By the time you read this, if you’re so inclined, Nebraska baseball might be trying to stay alive in the NCAA Chapel Hill Regional in a losers’ bracket game against fourth-seed Holy Cross Saturday.
That game was scheduled to start at 11 a.m. CDT, “was” because the Huskers’ opening game Friday against Oklahoma was slated to begin at 4 p.m. CDT. Because of weather, first pitch was 7:37 p.m.
And the official game time was 3 hours, 42 minutes.
Oh yes, Oklahoma snapped Nebraska’s five-game winning streak, 7-4.
That might seem closer than it was for the first seven innings. The second-seeded Sooners led 7-0 going into the eighth, when Nebraska made a run at a finish Husker fans have come to expect down the stretch of the season. The Huskers got a bases-loaded triple from Max Buettenback and a one-out sacrifice fly from Will Jesske. But the inning ended with a Riley Silva strikeout.
Buettenback’s triple was “just a really big swing in that spot right there to get us back in the game,” Coach Will Bolt said. Nebraska went one-two-three in the ninth, however, after Drew Christo came on to get a bases-loaded strikeout in the bottom of the eighth.
Mentioning Silva’s strikeout in the eighth wasn’t meant to throw him under the bus. The Huskers struck out 14 times, something with which they had a problem early in the season.
They hadn’t had double-digit strikeouts in a game since mid-April.
That wasn’t all on Nebraska, of course. Sooner pitching deserved a shoutout, especially starter Malachi Witherspoon, who struck out nine in six innings. Witherspoon, whose twin Kyson apparently was held out in anticipation of a second-round match-up against top seed and host North Carolina, a 4-0 winner against Holy Cross, went into Friday’s game with a 3-8 record and 5.53 earned-run-average.
In marked contrast, Kyson is 10-3 with a 2.47 ERA.
The decision to start Malachi looked as if it might have been a mistake in the first inning, when the Huskers had the bases loaded with two outs and Dylan Carey at-bat. But Carey grounded out to Witherspoon, and Nebraska couldn’t mount a rally until the eighth.
That came after Oklahoma scored three runs in the seventh, following a ground out, a walk, an error, a hit batter and a passed ball, followed by an RBI ground out and two-run single. The Sooners’ first three runs came on two home runs, their fourth on a one-out single after a walk and a hit batter.
Husker pitchers walked six, with the two hit batters.
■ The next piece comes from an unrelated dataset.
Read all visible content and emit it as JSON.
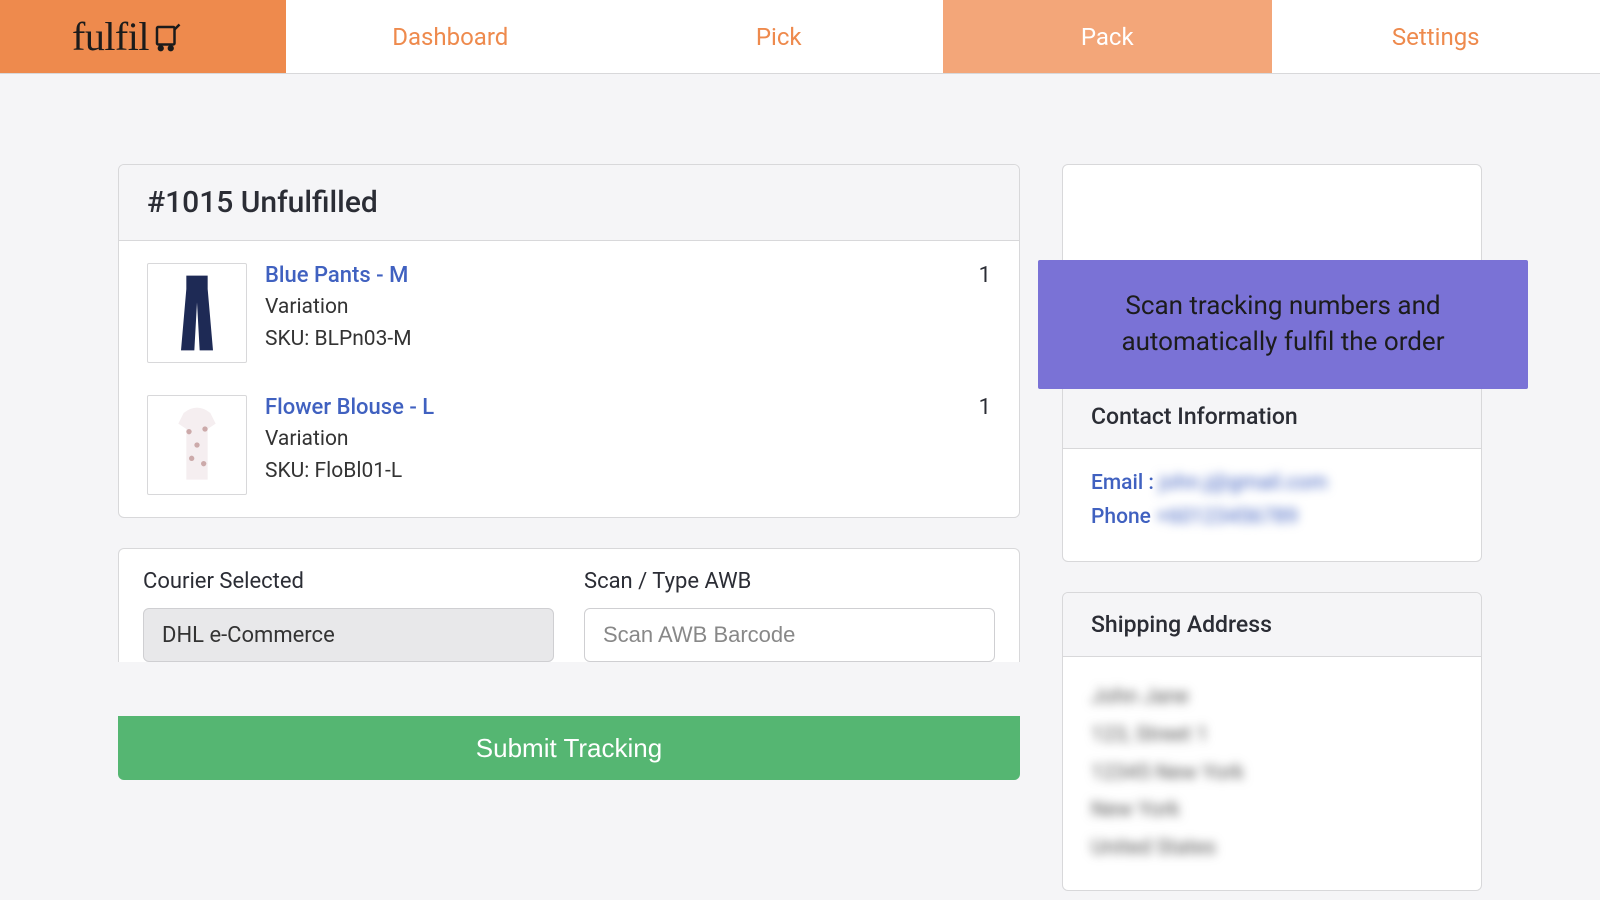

Bolt’s message to his players post-game was, “we kind of have our backs against the wall, and we could have come up with every reason in the world to not be here right how just based on how the year’s gone for us,” he said. “But, come up (with) no excuses, ready to play.”
Holy Cross, the Patriot League Tournament champion, is 31-26 after Friday’s loss, Nebraska 32-28.
Oh yes, talk about quick turnarounds, if you’re still reading this, first pitch was slated for less than 12 hours after the Oklahoma loss.